# Cannondale Caad 9 BB30 White 2009



## Cannondale Caad 9 (Nov 26, 2008)

Hello,

I ordered a Cannondale Caad 9 BB30 White 2009 frame last week, the dealer told me that I would have to wait 1-2 months. 

But yesterday I have read here that 2009 model is out of stock, I don't like the white 2010 paintjob, and I have a problem now.

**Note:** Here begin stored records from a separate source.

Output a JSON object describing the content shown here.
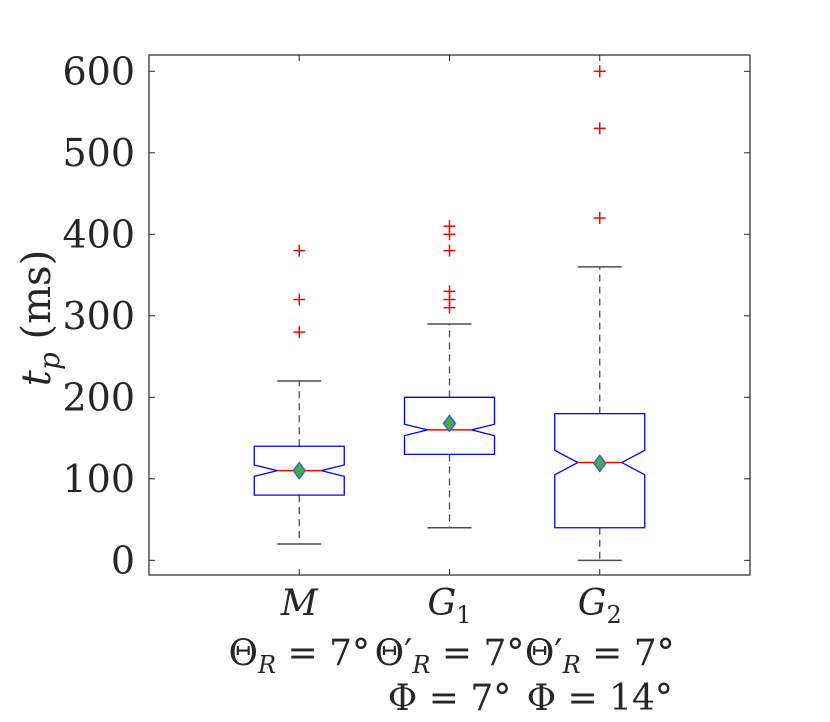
{
  "chart_data": {
    "type": "boxplot",
    "ylabel_main": "t",
    "ylabel_sub": "p",
    "ylabel_unit": " (ms)",
    "ylim": [
      -18,
      620
    ],
    "yticks": [
      0,
      100,
      200,
      300,
      400,
      500,
      600
    ],
    "ytick_labels": [
      "0",
      "100",
      "200",
      "300",
      "400",
      "500",
      "600"
    ],
    "notched": true,
    "grid": false,
    "colors": {
      "box": "#0000ff",
      "median": "#ff0000",
      "whisker": "#4d4d4d",
      "outlier": "#ff0000",
      "mean_fill": "#4ca64c",
      "mean_edge": "#2f6fb5",
      "axis": "#262626"
    },
    "groups": [
      {
        "name": "M",
        "name_sub": "",
        "line2": {
          "sym": "Θ",
          "prime": "",
          "sub": "R",
          "rest": " = 7°"
        },
        "line3": {
          "sym": "",
          "rest": ""
        },
        "q1": 80,
        "median": 110,
        "q3": 140,
        "notch_low": 103,
        "notch_high": 117,
        "whisker_low": 20,
        "whisker_high": 220,
        "mean": 110,
        "outliers": [
          280,
          320,
          380
        ]
      },
      {
        "name": "G",
        "name_sub": "1",
        "line2": {
          "sym": "Θ",
          "prime": "′",
          "sub": "R",
          "rest": " = 7°"
        },
        "line3": {
          "sym": "Φ",
          "rest": " = 7°"
        },
        "q1": 130,
        "median": 160,
        "q3": 200,
        "notch_low": 153,
        "notch_high": 167,
        "whisker_low": 40,
        "whisker_high": 290,
        "mean": 168,
        "outliers": [
          310,
          320,
          330,
          380,
          400,
          410
        ]
      },
      {
        "name": "G",
        "name_sub": "2",
        "line2": {
          "sym": "Θ",
          "prime": "′",
          "sub": "R",
          "rest": " = 7°"
        },
        "line3": {
          "sym": "Φ",
          "rest": " = 14°"
        },
        "q1": 40,
        "median": 120,
        "q3": 180,
        "notch_low": 105,
        "notch_high": 135,
        "whisker_low": 0,
        "whisker_high": 360,
        "mean": 119,
        "outliers": [
          420,
          530,
          600
        ]
      }
    ]
  }
}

Can anybody tell me something about this?

Best regards.


----------



## Guest (Jul 29, 2009)

They aren't the same but they look pretty close to me. And for what its worth I would want the 2010, its a better frame. You'll get the BB30 bottom bracket and a lighter fork with carbon steerer in 2010.


----------



## ping771 (Apr 10, 2006)

Cannondale Caad 9 said:


> Hello,
> 
> I ordered a Cannondale Caad 9 BB30 White 2009 frame last week, the dealer told me that I would have to wait 1-2 months.
> 
> ...


You should call your bike shop and ask for a status. Ask them if you are indeed getting an 09 rather than a 2010.


----------



## 2cans (Aug 25, 2008)

take the 10 dude !!


----------



## daivs_T (Feb 2, 2009)

anyone know how much the 2010 caad 9 frameset will cost?


----------



## Dan Gerous (Mar 28, 2005)

CAAD 9 BB30 - 849$ with headset and full carbon fork.

The 2010 BB shell and better fork are better enough to endure the slightly different paintjob... although I'd pick the BBQ black one if it was me...


----------